Dua pekan lebih berlalu sejak kiriman beliau yang pertama. Sepekan lebih sejak 'sepakan' kedua beliau, dan yang terjadi? Entahlah. Ada hal-hal baru yang aku ketahui tentang beliau. Tidak penting. Lebih penting adalah kenyataan bahwa sampai jangka waktu demikian, rasanya beliau masih terlalu lekat di kepala.

Kenapa? Kalau itu tanyamu, aku pun tiada bisa menjawabnya. Bahwa hal ini pernah terjadi sebelumnya itu benar, tetapi hanya ke seorang yang demikian dekat di hati. Butuh lima tahun lebih untuk meredakannya kemarin itu. Padahal kami bukan apa-apa. Teman, mungkin, tapi yang dulu terasa lebih dari itu. Searah, yang kembali terulang sekarang ini. Ck.
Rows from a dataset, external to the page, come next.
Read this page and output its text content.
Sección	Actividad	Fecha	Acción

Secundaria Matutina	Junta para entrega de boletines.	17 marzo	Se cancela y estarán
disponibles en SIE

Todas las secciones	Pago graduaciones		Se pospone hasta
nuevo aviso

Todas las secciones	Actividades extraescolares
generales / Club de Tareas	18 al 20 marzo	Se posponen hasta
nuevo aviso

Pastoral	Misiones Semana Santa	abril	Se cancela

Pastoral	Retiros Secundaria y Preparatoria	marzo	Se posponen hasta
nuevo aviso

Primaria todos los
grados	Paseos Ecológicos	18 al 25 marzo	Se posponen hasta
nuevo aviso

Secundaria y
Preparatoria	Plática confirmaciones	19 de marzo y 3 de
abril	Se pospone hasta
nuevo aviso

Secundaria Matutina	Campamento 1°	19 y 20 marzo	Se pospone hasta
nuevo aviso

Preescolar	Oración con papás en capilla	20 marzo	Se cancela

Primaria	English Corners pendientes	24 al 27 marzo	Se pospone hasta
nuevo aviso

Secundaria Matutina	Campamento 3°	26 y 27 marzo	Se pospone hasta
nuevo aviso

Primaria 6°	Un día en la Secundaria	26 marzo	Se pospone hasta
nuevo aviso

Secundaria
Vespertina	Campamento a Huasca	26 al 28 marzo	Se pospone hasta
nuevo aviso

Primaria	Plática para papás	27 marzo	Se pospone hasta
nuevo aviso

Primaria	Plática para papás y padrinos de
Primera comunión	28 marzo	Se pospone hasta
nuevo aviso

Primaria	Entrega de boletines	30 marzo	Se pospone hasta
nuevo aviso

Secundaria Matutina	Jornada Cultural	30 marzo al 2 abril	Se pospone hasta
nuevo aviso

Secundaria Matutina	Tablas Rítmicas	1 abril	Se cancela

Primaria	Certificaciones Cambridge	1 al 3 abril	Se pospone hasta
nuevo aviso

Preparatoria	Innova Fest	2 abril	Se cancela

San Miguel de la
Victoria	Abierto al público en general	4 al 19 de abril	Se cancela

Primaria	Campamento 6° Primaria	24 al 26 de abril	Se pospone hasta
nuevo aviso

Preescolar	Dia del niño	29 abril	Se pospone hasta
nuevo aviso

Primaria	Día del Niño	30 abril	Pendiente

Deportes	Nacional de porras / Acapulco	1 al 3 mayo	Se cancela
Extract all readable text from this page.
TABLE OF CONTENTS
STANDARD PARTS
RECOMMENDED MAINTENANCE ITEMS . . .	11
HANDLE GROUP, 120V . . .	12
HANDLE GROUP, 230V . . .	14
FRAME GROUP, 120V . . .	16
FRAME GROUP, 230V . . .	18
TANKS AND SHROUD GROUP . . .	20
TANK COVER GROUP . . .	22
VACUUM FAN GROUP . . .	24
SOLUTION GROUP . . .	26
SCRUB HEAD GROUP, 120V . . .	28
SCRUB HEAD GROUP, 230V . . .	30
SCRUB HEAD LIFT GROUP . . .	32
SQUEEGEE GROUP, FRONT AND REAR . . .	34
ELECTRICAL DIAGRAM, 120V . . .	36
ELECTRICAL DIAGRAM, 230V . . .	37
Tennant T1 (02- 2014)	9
Kalau boleh menilai diri, golongkan aku ke dalam mereka yang melihat dan percaya. Berat untuk merasa. Berat. Dan sekali merasa, tak mau lepas. Tak mau pergi. Menjadi.... Obsesi? Ah, jangan sampai.

Bagaimana kalau berdamai (lagi) dengan diri. Padamkan bara yang masih menyala di dalam. Tidak, tidak melulu bara perasaan itu. Bara yang lain, bara dari masa lalu. Lalu kemudian, tutup mata, biar dibukakan mata yang lain. Mata yang lebih dalam, lebih perasa.
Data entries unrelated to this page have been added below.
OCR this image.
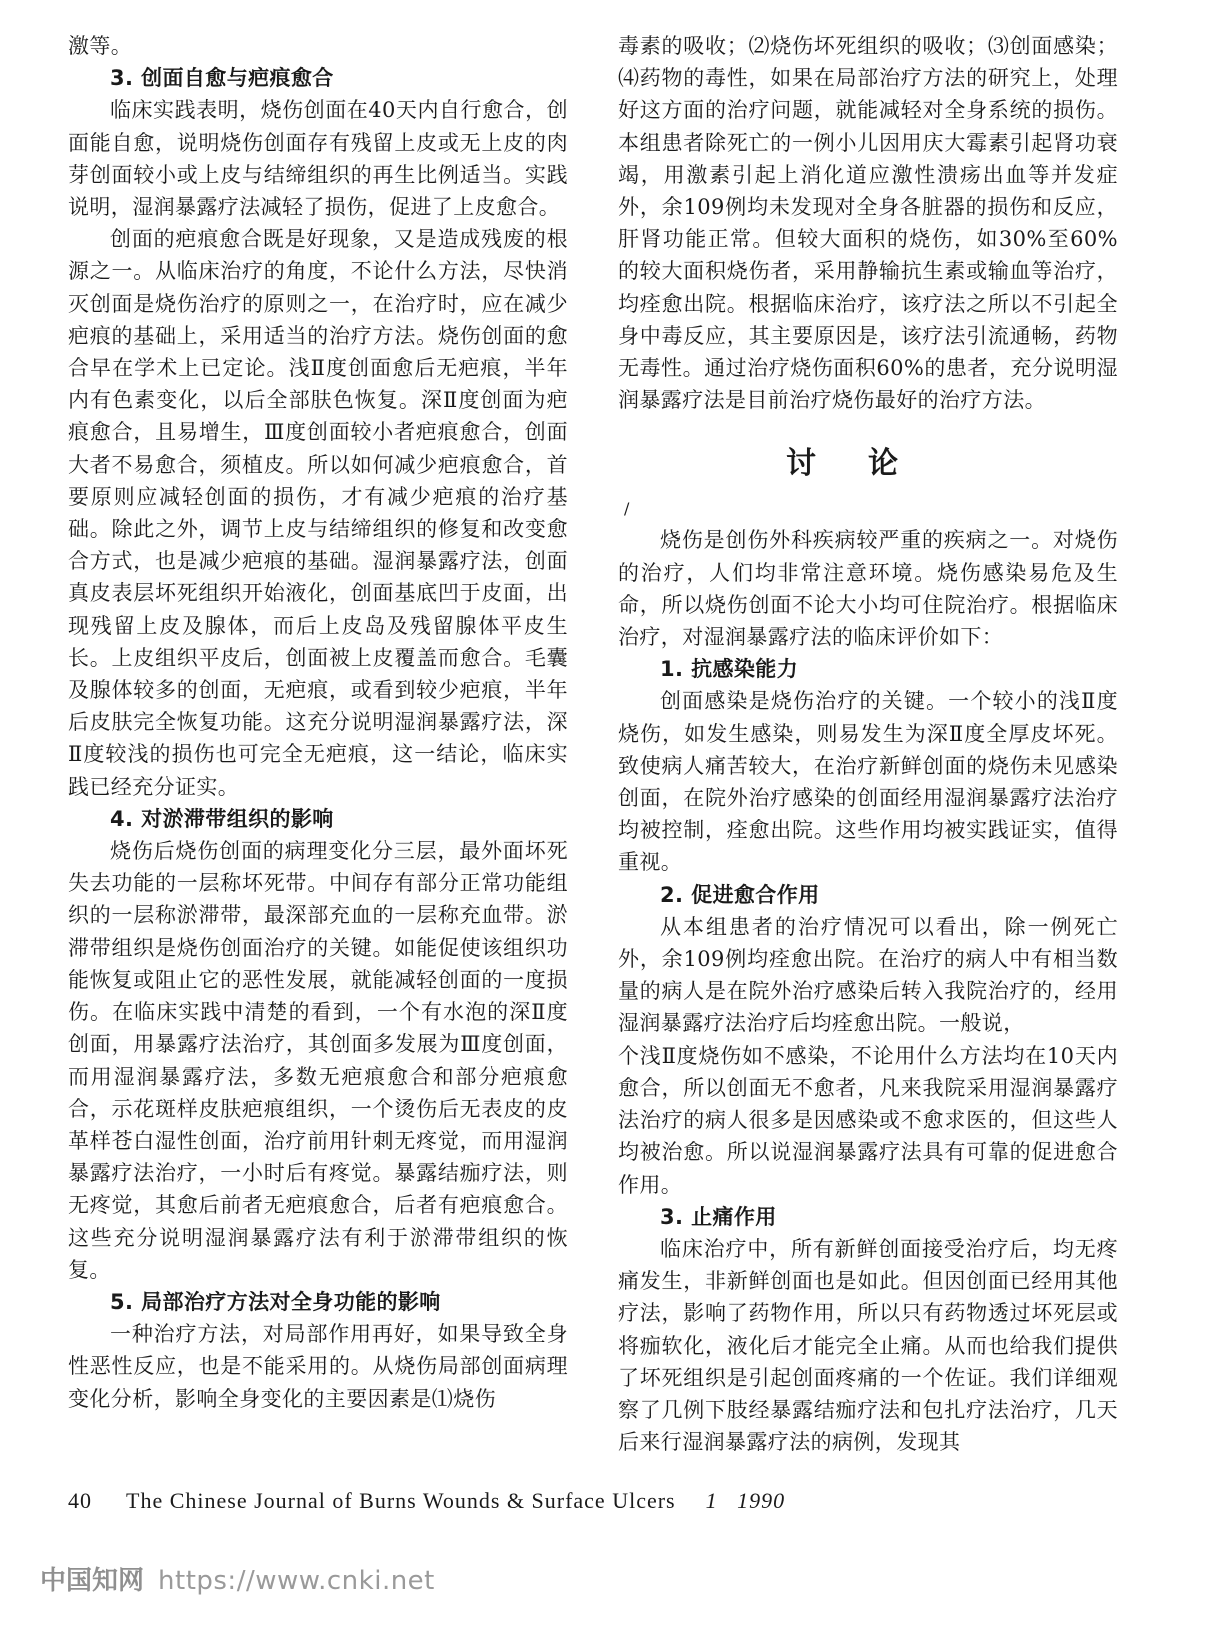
激等。

3. 创面自愈与疤痕愈合

临床实践表明，烧伤创面在40天内自行愈合，创面能自愈，说明烧伤创面存有残留上皮或无上皮的肉芽创面较小或上皮与结缔组织的再生比例适当。实践说明，湿润暴露疗法减轻了损伤，促进了上皮愈合。

创面的疤痕愈合既是好现象，又是造成残废的根源之一。从临床治疗的角度，不论什么方法，尽快消灭创面是烧伤治疗的原则之一，在治疗时，应在减少疤痕的基础上，采用适当的治疗方法。烧伤创面的愈合早在学术上已定论。浅Ⅱ度创面愈后无疤痕，半年内有色素变化，以后全部肤色恢复。深Ⅱ度创面为疤痕愈合，且易增生，Ⅲ度创面较小者疤痕愈合，创面大者不易愈合，须植皮。所以如何减少疤痕愈合，首要原则应减轻创面的损伤，才有减少疤痕的治疗基础。除此之外，调节上皮与结缔组织的修复和改变愈合方式，也是减少疤痕的基础。湿润暴露疗法，创面真皮表层坏死组织开始液化，创面基底凹于皮面，出现残留上皮及腺体，而后上皮岛及残留腺体平皮生长。上皮组织平皮后，创面被上皮覆盖而愈合。毛囊及腺体较多的创面，无疤痕，或看到较少疤痕，半年后皮肤完全恢复功能。这充分说明湿润暴露疗法，深Ⅱ度较浅的损伤也可完全无疤痕，这一结论，临床实践已经充分证实。

4. 对淤滞带组织的影响

烧伤后烧伤创面的病理变化分三层，最外面坏死失去功能的一层称坏死带。中间存有部分正常功能组织的一层称淤滞带，最深部充血的一层称充血带。淤滞带组织是烧伤创面治疗的关键。如能促使该组织功能恢复或阻止它的恶性发展，就能减轻创面的一度损伤。在临床实践中清楚的看到，一个有水泡的深Ⅱ度创面，用暴露疗法治疗，其创面多发展为Ⅲ度创面，而用湿润暴露疗法，多数无疤痕愈合和部分疤痕愈合，示花斑样皮肤疤痕组织，一个烫伤后无表皮的皮革样苍白湿性创面，治疗前用针刺无疼觉，而用湿润暴露疗法治疗，一小时后有疼觉。暴露结痂疗法，则无疼觉，其愈后前者无疤痕愈合，后者有疤痕愈合。这些充分说明湿润暴露疗法有利于淤滞带组织的恢复。

5. 局部治疗方法对全身功能的影响

一种治疗方法，对局部作用再好，如果导致全身性恶性反应，也是不能采用的。从烧伤局部创面病理变化分析，影响全身变化的主要因素是⑴烧伤

毒素的吸收；⑵烧伤坏死组织的吸收；⑶创面感染；⑷药物的毒性，如果在局部治疗方法的研究上，处理好这方面的治疗问题，就能减轻对全身系统的损伤。本组患者除死亡的一例小儿因用庆大霉素引起肾功衰竭，用激素引起上消化道应激性溃疡出血等并发症外，余109例均未发现对全身各脏器的损伤和反应，肝肾功能正常。但较大面积的烧伤，如30%至60%的较大面积烧伤者，采用静输抗生素或输血等治疗，均痊愈出院。根据临床治疗，该疗法之所以不引起全身中毒反应，其主要原因是，该疗法引流通畅，药物无毒性。通过治疗烧伤面积60%的患者，充分说明湿润暴露疗法是目前治疗烧伤最好的治疗方法。

讨论
/

烧伤是创伤外科疾病较严重的疾病之一。对烧伤的治疗，人们均非常注意环境。烧伤感染易危及生命，所以烧伤创面不论大小均可住院治疗。根据临床治疗，对湿润暴露疗法的临床评价如下：

1. 抗感染能力

创面感染是烧伤治疗的关键。一个较小的浅Ⅱ度烧伤，如发生感染，则易发生为深Ⅱ度全厚皮坏死。致使病人痛苦较大，在治疗新鲜创面的烧伤未见感染创面，在院外治疗感染的创面经用湿润暴露疗法治疗均被控制，痊愈出院。这些作用均被实践证实，值得重视。

2. 促进愈合作用

从本组患者的治疗情况可以看出，除一例死亡外，余109例均痊愈出院。在治疗的病人中有相当数量的病人是在院外治疗感染后转入我院治疗的，经用湿润暴露疗法治疗后均痊愈出院。一般说，

个浅Ⅱ度烧伤如不感染，不论用什么方法均在10天内愈合，所以创面无不愈者，凡来我院采用湿润暴露疗法治疗的病人很多是因感染或不愈求医的，但这些人均被治愈。所以说湿润暴露疗法具有可靠的促进愈合作用。

3. 止痛作用

临床治疗中，所有新鲜创面接受治疗后，均无疼痛发生，非新鲜创面也是如此。但因创面已经用其他疗法，影响了药物作用，所以只有药物透过坏死层或将痂软化，液化后才能完全止痛。从而也给我们提供了坏死组织是引起创面疼痛的一个佐证。我们详细观察了几例下肢经暴露结痂疗法和包扎疗法治疗，几天后来行湿润暴露疗法的病例，发现其

40 The Chinese Journal of Burns Wounds & Surface Ulcers 1   1990
中国知网 https://www.cnki.net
Allah, bukakan hatiku, lapangkan dadaku, beri keringanan dan jalan pada problemaku.

Lalu kalau telah terbuka, maka bukalah mulutmu pula. Kirimkan kata yang tiada menyakiti. Sapaan hangat, dan ucap penyejuk. Dan mudah-mudahan beliau berbahagia.


--
F I N
written on 29. Dez 2010, 17.42 WIB (UTC +7), 18.42 WITa (UTC +8).
Dear miss, I never realise that to say even a thing when I'm before you is corundum-hard.